DC District Court Denies Sanofi Summary Judgment Motion in Generic ELOXATIN Case; Refuses to Reinstate 30-Month Stay on ANDA Approvals
July 28, 2010By Kurt R. Karst –
Earlier this week, the U.S. District Court for the District of Columbia denied Sanofi-Aventis’s Motion for Summary Judgment and granted Cross-Motions for Summary Judgment (here and here) filed by FDA and intervenor-defendants last fall in a dispute over FDA’s approval of applications for generic versions of Sanofi’s drug ELOXATIN (oxaliplatin). In our previous post on the litigation over generic ELOXATIN – The Oxaliplatin Controversy – a Tale of Intrigue, Secrecy, and Suspense – we reported on the various twists and turns that eventually resulted in the approvals. The most recent decision affirms what court decision terminates a 30-month stay of ANDA (and 505(b)(2) application) approval in Paragraph IV patent infringement litigation.

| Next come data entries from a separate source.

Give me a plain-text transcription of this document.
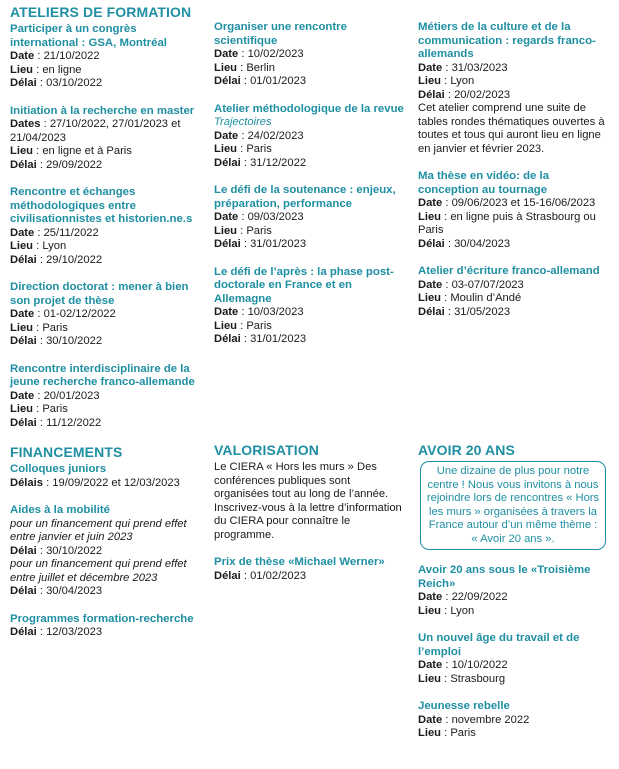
ATELIERS DE FORMATION
Participer à un congrès international : GSA, Montréal
Date : 21/10/2022
Lieu : en ligne
Délai : 03/10/2022
Initiation à la recherche en master
Dates : 27/10/2022, 27/01/2023 et 21/04/2023
Lieu : en ligne et à Paris
Délai : 29/09/2022
Rencontre et échanges méthodologiques entre civilisationnistes et historien.ne.s
Date : 25/11/2022
Lieu : Lyon
Délai : 29/10/2022
Direction doctorat : mener à bien son projet de thèse
Date : 01-02/12/2022
Lieu : Paris
Délai : 30/10/2022
Rencontre interdisciplinaire de la jeune recherche franco-allemande
Date : 20/01/2023
Lieu : Paris
Délai : 11/12/2022
FINANCEMENTS
Colloques juniors
Délais : 19/09/2022 et 12/03/2023
Aides à la mobilité
pour un financement qui prend effet entre janvier et juin 2023
Délai : 30/10/2022
pour un financement qui prend effet entre juillet et décembre 2023
Délai : 30/04/2023
Programmes formation-recherche
Délai : 12/03/2023
Organiser une rencontre scientifique
Date : 10/02/2023
Lieu : Berlin
Délai : 01/01/2023
Atelier méthodologique de la revue
Trajectoires
Date : 24/02/2023
Lieu : Paris
Délai : 31/12/2022
Le défi de la soutenance : enjeux, préparation, performance
Date : 09/03/2023
Lieu : Paris
Délai : 31/01/2023
Le défi de l’après : la phase post-doctorale en France et en Allemagne
Date : 10/03/2023
Lieu : Paris
Délai : 31/01/2023
VALORISATION
Le CIERA « Hors les murs » Des conférences publiques sont organisées tout au long de l’année. Inscrivez-vous à la lettre d’information du CIERA pour connaître le programme.
Prix de thèse «Michael Werner»
Délai : 01/02/2023
Métiers de la culture et de la communication : regards franco-allemands
Date : 31/03/2023
Lieu : Lyon
Délai : 20/02/2023
Cet atelier comprend une suite de tables rondes thématiques ouvertes à toutes et tous qui auront lieu en ligne en janvier et février 2023.
Ma thèse en vidéo: de la conception au tournage
Date : 09/06/2023 et 15-16/06/2023
Lieu : en ligne puis à Strasbourg ou Paris
Délai : 30/04/2023
Atelier d’écriture franco-allemand
Date : 03-07/07/2023
Lieu : Moulin d’Andé
Délai : 31/05/2023
AVOIR 20 ANS
Une dizaine de plus pour notre centre ! Nous vous invitons à nous rejoindre lors de rencontres « Hors les murs » organisées à travers la France autour d’un même thème : « Avoir 20 ans ».
Avoir 20 ans sous le «Troisième Reich»
Date : 22/09/2022
Lieu : Lyon
Un nouvel âge du travail et de l’emploi
Date : 10/10/2022
Lieu : Strasbourg
Jeunesse rebelle
Date : novembre 2022
Lieu : Paris
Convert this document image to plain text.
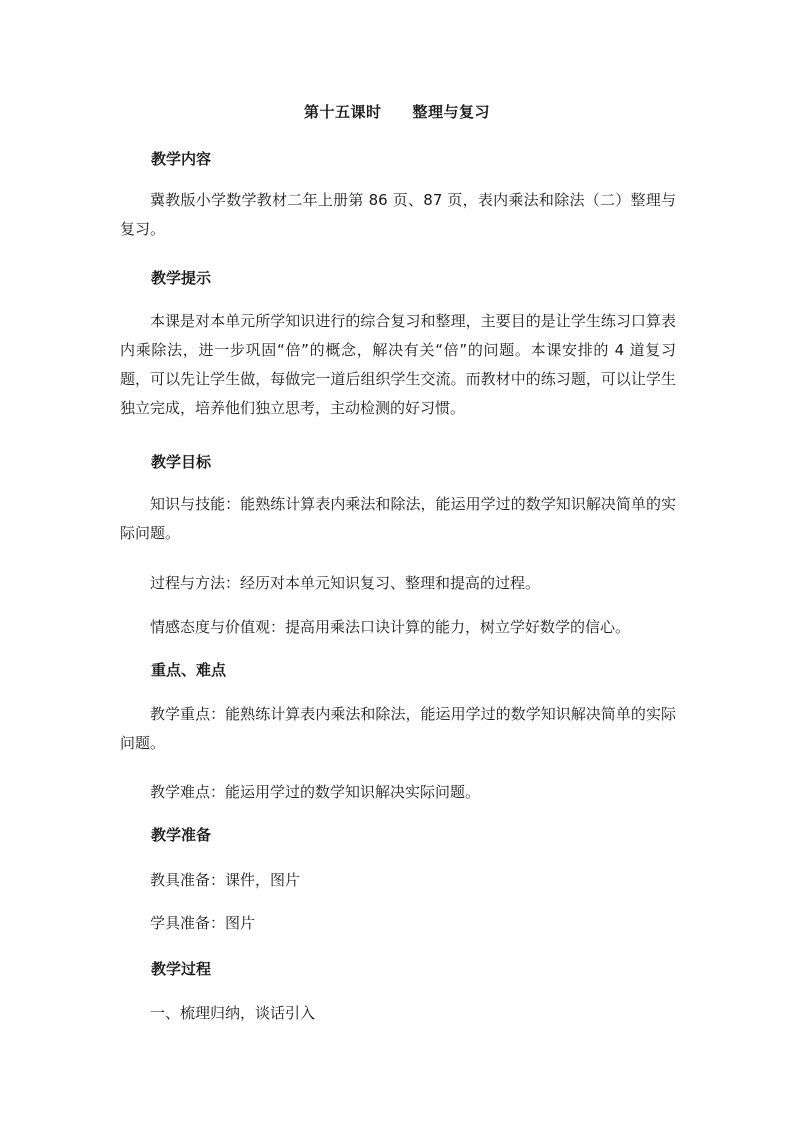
第十五课时　　整理与复习
教学内容
冀教版小学数学教材二年上册第 86 页、87 页，表内乘法和除法（二）整理与复习。
教学提示
本课是对本单元所学知识进行的综合复习和整理，主要目的是让学生练习口算表内乘除法，进一步巩固“倍”的概念，解决有关“倍”的问题。本课安排的 4 道复习题，可以先让学生做，每做完一道后组织学生交流。而教材中的练习题，可以让学生独立完成，培养他们独立思考，主动检测的好习惯。
教学目标
知识与技能：能熟练计算表内乘法和除法，能运用学过的数学知识解决简单的实际问题。
过程与方法：经历对本单元知识复习、整理和提高的过程。
情感态度与价值观：提高用乘法口诀计算的能力，树立学好数学的信心。
重点、难点
教学重点：能熟练计算表内乘法和除法，能运用学过的数学知识解决简单的实际问题。
教学难点：能运用学过的数学知识解决实际问题。
教学准备
教具准备：课件，图片
学具准备：图片
教学过程
一、梳理归纳，谈话引入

When we last left you, FDA had reinstated the approvals for generic ELOXATIN after the U.S. Court of Appeals for the District of Columbia Circuit ordered the dissolution of an administrative injunction suspending the approvals. Shortly thereafter, on September 10, 2009, the U.S Court of Appeals for the Federal Circuit vacated a judgment (which the Court had previously stayed) from the U.S. District Court for the District of New Jersey that U.S. Patent No.5,338,874 (“the ‘874 patent”) covering ELOXATIN was not infringed by certain generic applicants. Just a few days later, Sanofi filed a Motion for Summary Judgment in the U.S. District Court for the District of Columbia in the case it had filed against FDA in August 2009 (Sanofi-Aventis et al. v. Food & Drug Admin. et al., No. 2009-1495) arguing that a stayed judgment is not a “judgment” within the meaning of FDC Act § 505(j)(5)(B)(iii)(I)(aa) (ANDA) and FDC Act § 505(c)(3)(C)(i) (505(b)(2)) terminating the 30-month stay on approval, and that as a result of the Federal Circuit’s September 10th decision vacating the New Jersey district court’s judgment, the 30-month stay on ANDA/505(b)(2) approval was effectively reinstated. FDA and the intervenor-defendants argued in their Cross-Motions for Summary Judgment that regardless of the Federal Circuit’s stay and subsequent vacatur of the New Jersey district court’s decision, the FDC Act required the Agency to approve the applications once the New Jersey district court entered its judgment with respect to the ‘874 patent.
In ruling on the “purely legal issue of whether a vacatur entered by an appellate court overrides the terminating effect that the entry of a district court judgment has on the thirty-month stay under the FDCA,” the D.C. district court turned its attention to the text of FDC Act § 505(j)(5)(B)(iii) and § 505(c)(3)(C):
In short, there are two ways the thirty-month stay can terminate prematurely. The first – addressed in the entry of judgment provisions [at FDC Act §§ 505(c)(3)(C)(i) and (j)(5)(B)(iii)(I)] – arises when the district court rules that the patent is invalid or not infringed or endorses a settlement agreement stating that the patent is invalid or not infringed prior to entering judgment. That scenario ends with the district court; there is no provision for what happens if the district court’s judgment is appealed. The other scenario [under FDC Act §§ 505(c)(3)(C)(ii) and (j)(5)(B)(iii)(II)(aa)] occurs when the district court determines that the patent is valid and infringed, the judgment is appealed and the court of appeals either reverses the district court judgment and determines that the patent is invalid or not infringed or endorses a settlement agreement stating that the patent is invalid or not infringed before issuing an opinion. When viewed in context, the omission of a discussion of the appellate process in the entry of judgment provisions is glaring. Accordingly, the court takes this omission to be intentional and concludes that Congress intended the thirty-month stay to terminate upon the entry of judgment by a district court that a patent is invalid or not infringed without regard to the appellate process.
Although not implicated in the litigation, the court noted that Congress made reference to the appellate process in the ANDA 180-day exclusivity forfeiture provision at FDC Act § 505(j)(5)(D)(i)(I)(bb)(AA). This provision states that in a failure-to-market forfeiture analysis one event that is considered is when “a court enters a final decision from which no appeal (other than a petition to the Supreme Court for a writ of certiorari) has or can be taken.” Thus, the court determined that “the lack of limiting language in the entry of judgment provisions – in contrast to the successive sections and the forfeiture provision – is sufficient to demonstrate Congress’s intent that the entry of judgment by the district court be the event that triggers the termination of the thirty-month stay notwithstanding any subsequent appeal or ruling by the appellate court.”
Presumably the district court’s decision will put this matter to bed, but an appeal is always possible.